Froehlich’s brothers were glad he was on their side on Nov. 2 against Redondo Union in the opening round of the CIF Southern Section Division 4 playoffs.
Froehlich recorded a career-high 12 tackles and added a sack in the top-seeded Sea Kings’ 49-14 victory over the Sea Hawks at Newport Harbor High. He helped CdM (9-1-1) reach the quarterfinals for the ninth straight season, and the Sea Kings will host Yorba Linda (9-2) at Davidson Field on Friday at 7 p.m.
While those numbers in the first round, along with his season total of 58 total tackles, might seem modest to most, it was the first time Froehlich played an entire game this season. It came at the perfect time as the teammate he splits time with, junior Cole Rener, missed the game due to illness.
“He had a huge game for us,” Sea Kings coach Dan O’Shea said of Froehlich. “I can’t emphasize this enough, Ari is a returning second-team all-league linebacker who rotates with [a younger player] and never says boo. It’s the most selfless thing I’ve seen in my life. He’s one of our best mentors.”
In contrast to some past CdM stars, Froehlich didn’t arrive on campus destined to make an impact on the football field, much less start at the most important position on the defensive side of the ball.

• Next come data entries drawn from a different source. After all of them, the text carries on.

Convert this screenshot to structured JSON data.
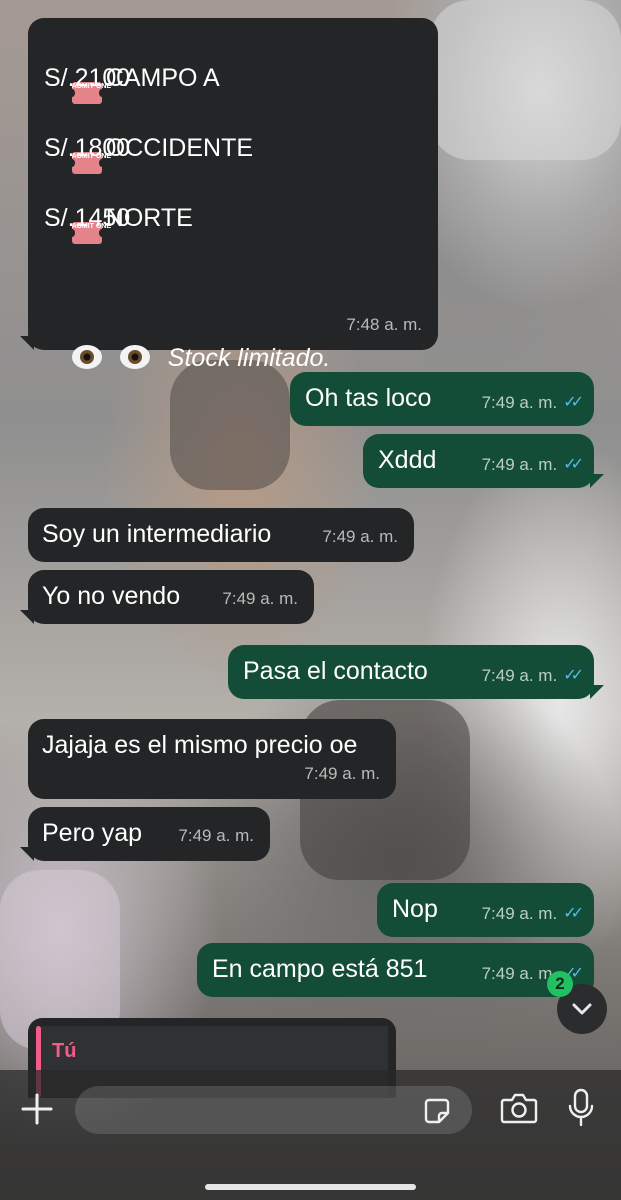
{
  "messages": {
    "m1": {
      "lines": [
        {
          "ticket": true,
          "text": "CAMPO A"
        },
        {
          "ticket": false,
          "text": "S/.2100"
        },
        {
          "ticket": true,
          "text": "OCCIDENTE"
        },
        {
          "ticket": false,
          "text": "S/.1800"
        },
        {
          "ticket": true,
          "text": "NORTE"
        },
        {
          "ticket": false,
          "text": "S/.1450"
        }
      ],
      "ticket_label": "ADMIT ONE",
      "footer": "Stock limitado.",
      "time": "7:48 a. m."
    },
    "m2": {
      "text": "Oh tas loco",
      "time": "7:49 a. m."
    },
    "m3": {
      "text": "Xddd",
      "time": "7:49 a. m."
    },
    "m4": {
      "text": "Soy un intermediario",
      "time": "7:49 a. m."
    },
    "m5": {
      "text": "Yo no vendo",
      "time": "7:49 a. m."
    },
    "m6": {
      "text": "Pasa el contacto",
      "time": "7:49 a. m."
    },
    "m7": {
      "text": "Jajaja es el mismo precio oe",
      "time": "7:49 a. m."
    },
    "m8": {
      "text": "Pero yap",
      "time": "7:49 a. m."
    },
    "m9": {
      "text": "Nop",
      "time": "7:49 a. m."
    },
    "m10": {
      "text": "En campo está 851",
      "time": "7:49 a. m."
    }
  },
  "reply_preview": {
    "author": "Tú"
  },
  "unread_count": "2",
  "icons": {
    "read_receipt": "double-check-icon",
    "scroll_down": "chevron-down-icon",
    "attach": "plus-icon",
    "sticker": "sticker-icon",
    "camera": "camera-icon",
    "mic": "microphone-icon",
    "eyes": "eyes-emoji",
    "ticket": "admit-one-ticket-emoji"
  },
  "colors": {
    "incoming_bubble": "#232526",
    "outgoing_bubble": "#144d37",
    "read_tick": "#53bdeb",
    "unread_badge": "#21c063",
    "reply_accent": "#f15c8b"
  }
}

“When he entered this program as a freshman, he looked like a wet noodle,” O’Shea said. “He looked like a bookworm, and it was like, ‘That guy will never play varsity football for us.’”
But Froehlich didn’t let his lack of physical gifts get in the way of his steady rise to football prominence. Instead, he used his mental capacity to work his way up the varsity depth chart as a sophomore, seeing limited time, then as a junior part-time starter, and now as a senior leader.
“He is an academic guy,” O’Shea said. “He uses his intellectual capabilities, just like all of the middle linebackers before him here, who have all been savants about lining up 10 other guys perfectly to make our defense play well. His football IQ and work ethic are amazing.”
Froehlich’s work ethic in his football studies is very similar to what he puts into his academics.
The 5-foot-9, 190-pounder spends countless amounts of time working on form tackling, studying the Sea Kings’ numerous defensive schemes, and watching film on CdM’s opponents. In Froehlich’s mind, knowing the opposition’s personnel is just as important as knowing your own.
“As a middle linebacker, the job is to control the play calling and … be the quarterback of the defense,” Froehlich said. “Whenever there is a conflict, I’m the one they rely on.”
O’Shea said Froehlich embodies everything that the CdM football program is about.
“He is what makes this program great,” O’Shea said. “We rely on our mental capacity for alignment, assignment and technique to play really good football. It’s a testament to Ari, because I’m not sure anyone looked at him when he entered this program and said, ‘Hey, that’s Corona del Mar’s starting middle linebacker.’”
But Froehlich proved a lot of people wrong, from those who said he would never play varsity football, to the others who thought he would never become a varsity starter. Froehlich did it in the most unconventional way possible.
He became CdM’s starting middle linebacker by being a different kind of kid. He did it by understanding that he could weave his intellectual capabilities in with the intricacies of the game to make up for his lack of size, speed and strength.
“I take pride in the fact that I’m not a large person, physically, but I can play middle linebacker,” Froehlich said. “I have to rely on form and the mental ability I have.”
Born: Sept. 7, 2000
Hometown: Newport Beach
Height: 5 feet 9
Weight: 190 pounds
Coach: Dan O’Shea
Favorite food: Pesto gnocchi
Favorite movie: “Inception”
Favorite athletic moment: Beating Newport Harbor in the Battle of the Bay rivalry in all four years while at CdM.